Self-consistent triaxial de Zeeuw-Carollo Models

TL;DR

This study constructs self-consistent models of triaxial galaxies with density cusps using Schwarzschild's method, revealing the importance of stochastic orbit mixing for model stability.

Contribution

It demonstrates that including stochastic orbit mixing enables self-consistent solutions for triaxial models with density cusps, extending previous methods that relied solely on regular orbits.

Findings

Stochastic orbits can sustain galaxy shapes for long timescales.

Self-consistent solutions exist when stochastic orbits are fully mixed.

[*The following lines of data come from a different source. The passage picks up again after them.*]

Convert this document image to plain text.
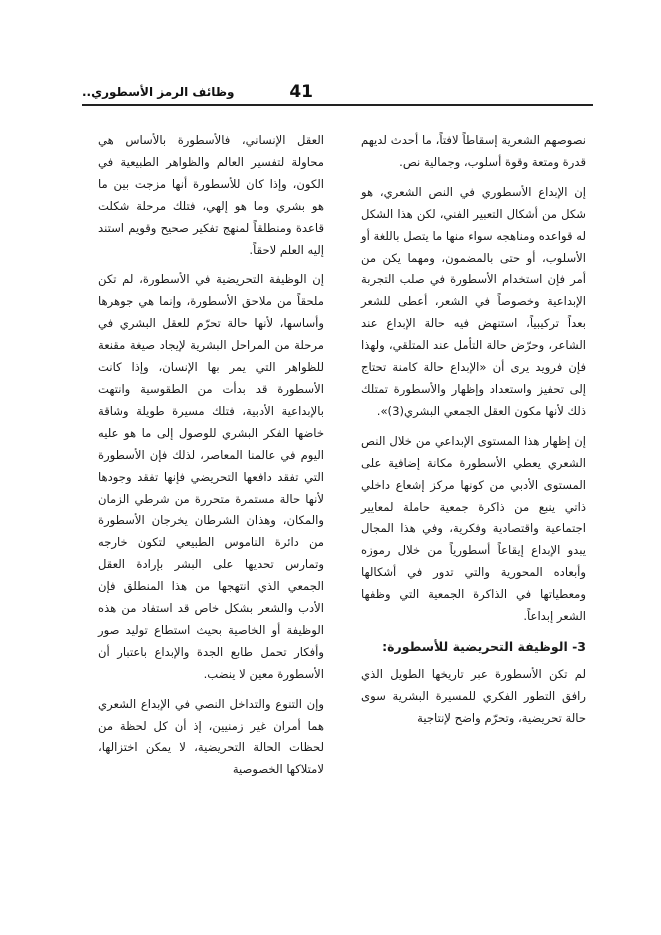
41
وظائف الرمز الأسطوري..

نصوصهم الشعرية إسقاطاً لافتاً، ما أحدث لديهم قدرة ومتعة وقوة أسلوب، وجمالية نص.

إن الإبداع الأسطوري في النص الشعري، هو شكل من أشكال التعبير الفني، لكن هذا الشكل له قواعده ومناهجه سواء منها ما يتصل باللغة أو الأسلوب، أو حتى بالمضمون، ومهما يكن من أمر فإن استخدام الأسطورة في صلب التجربة الإبداعية وخصوصاً في الشعر، أعطى للشعر بعداً تركيبياً، استنهض فيه حالة الإبداع عند الشاعر، وحرّض حالة التأمل عند المتلقي، ولهذا فإن فرويد يرى أن «الإبداع حالة كامنة تحتاج إلى تحفيز واستعداد وإظهار والأسطورة تمتلك ذلك لأنها مكون العقل الجمعي البشري(3)».

إن إظهار هذا المستوى الإبداعي من خلال النص الشعري يعطي الأسطورة مكانة إضافية على المستوى الأدبي من كونها مركز إشعاع داخلي ذاتي ينبع من ذاكرة جمعية حاملة لمعايير اجتماعية واقتصادية وفكرية، وفي هذا المجال يبدو الإبداع إيقاعاً أسطورياً من خلال رموزه وأبعاده المحورية والتي تدور في أشكالها ومعطياتها في الذاكرة الجمعية التي وظفها الشعر إبداعاً.

3- الوظيفة التحريضية للأسطورة:

لم تكن الأسطورة عبر تاريخها الطويل الذي رافق التطور الفكري للمسيرة البشرية سوى حالة تحريضية، وتحرّم واضح لإنتاجية

العقل الإنساني، فالأسطورة بالأساس هي محاولة لتفسير العالم والظواهر الطبيعية في الكون، وإذا كان للأسطورة أنها مزجت بين ما هو بشري وما هو إلهي، فتلك مرحلة شكلت قاعدة ومنطلقاً لمنهج تفكير صحيح وقويم استند إليه العلم لاحقاً.

إن الوظيفة التحريضية في الأسطورة، لم تكن ملحقاً من ملاحق الأسطورة، وإنما هي جوهرها وأساسها، لأنها حالة تحرّم للعقل البشري في مرحلة من المراحل البشرية لإيجاد صيغة مقنعة للظواهر التي يمر بها الإنسان، وإذا كانت الأسطورة قد بدأت من الطقوسية وانتهت بالإبداعية الأدبية، فتلك مسيرة طويلة وشاقة خاضها الفكر البشري للوصول إلى ما هو عليه اليوم في عالمنا المعاصر، لذلك فإن الأسطورة التي تفقد دافعها التحريضي فإنها تفقد وجودها لأنها حالة مستمرة متحررة من شرطي الزمان والمكان، وهذان الشرطان يخرجان الأسطورة من دائرة الناموس الطبيعي لتكون خارجه وتمارس تحديها على البشر بإرادة العقل الجمعي الذي انتهجها من هذا المنطلق فإن الأدب والشعر بشكل خاص قد استفاد من هذه الوظيفة أو الخاصية بحيث استطاع توليد صور وأفكار تحمل طابع الجدة والإبداع باعتبار أن الأسطورة معين لا ينضب.

وإن التنوع والتداخل النصي في الإبداع الشعري هما أمران غير زمنيين، إذ أن كل لحظة من لحظات الحالة التحريضية، لا يمكن اختزالها، لامتلاكها الخصوصية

Regular orbits alone are insufficient for some models.

Abstract

We use the usual method of Schwarzschild to construct self-consistent solutions for the triaxial de Zeeuw & Carollo (1996) models with central density cusps. ZC96 models are triaxial generalisations of spherical $\gamma$-models of Dehnen whose densities vary as $r^{-\gamma}$ near the center and $r^{-4}$ at large radii and hence, possess a central density core for $\gamma=0$ and cusps for $\gamma > 0$. We consider four triaxial models from ZC96, two prolate triaxials: $(p, q) = (0.65, 0.60)$ with $\gamma = 1.0$ and 1.5, and two oblate triaxials: $(p, q) = (0.95, 0.60)$ with $\gamma = 1.0$ and 1.5. We compute 4500 orbits in each model for time periods of $10^{5} T_{D}$. We find that a large fraction of the orbits in each model are stochastic by means of their nonzero Liapunov exponents. The stochastic orbits in each model can sustain regular shapes for $\sim 10^{3} T_{D}$ or longer, which suggests that they diffuse slowly through their allowed phase-space. Except for the oblate triaxial models with $\gamma =1.0$, our attempts to construct self-consistent solutions employing only the regular orbits fail for the remaining three models. However, the self-consistent solutions are found to exist for all models when the stochastic and regular orbits are treated in the same way because the mixing-time, $\sim10^{4} T_{D}$, is shorter than the integration time, $10^{5} T_{D}$. Moreover, the ``fully-mixed'' solutions can also be constructed for all models when the stochastic orbits are fully mixed at 15 lowest energy shells. Thus, we conclude that the self-consistent solutions exist for our selected prolate and oblate triaxial models with $\gamma = 1.0$ and 1.5.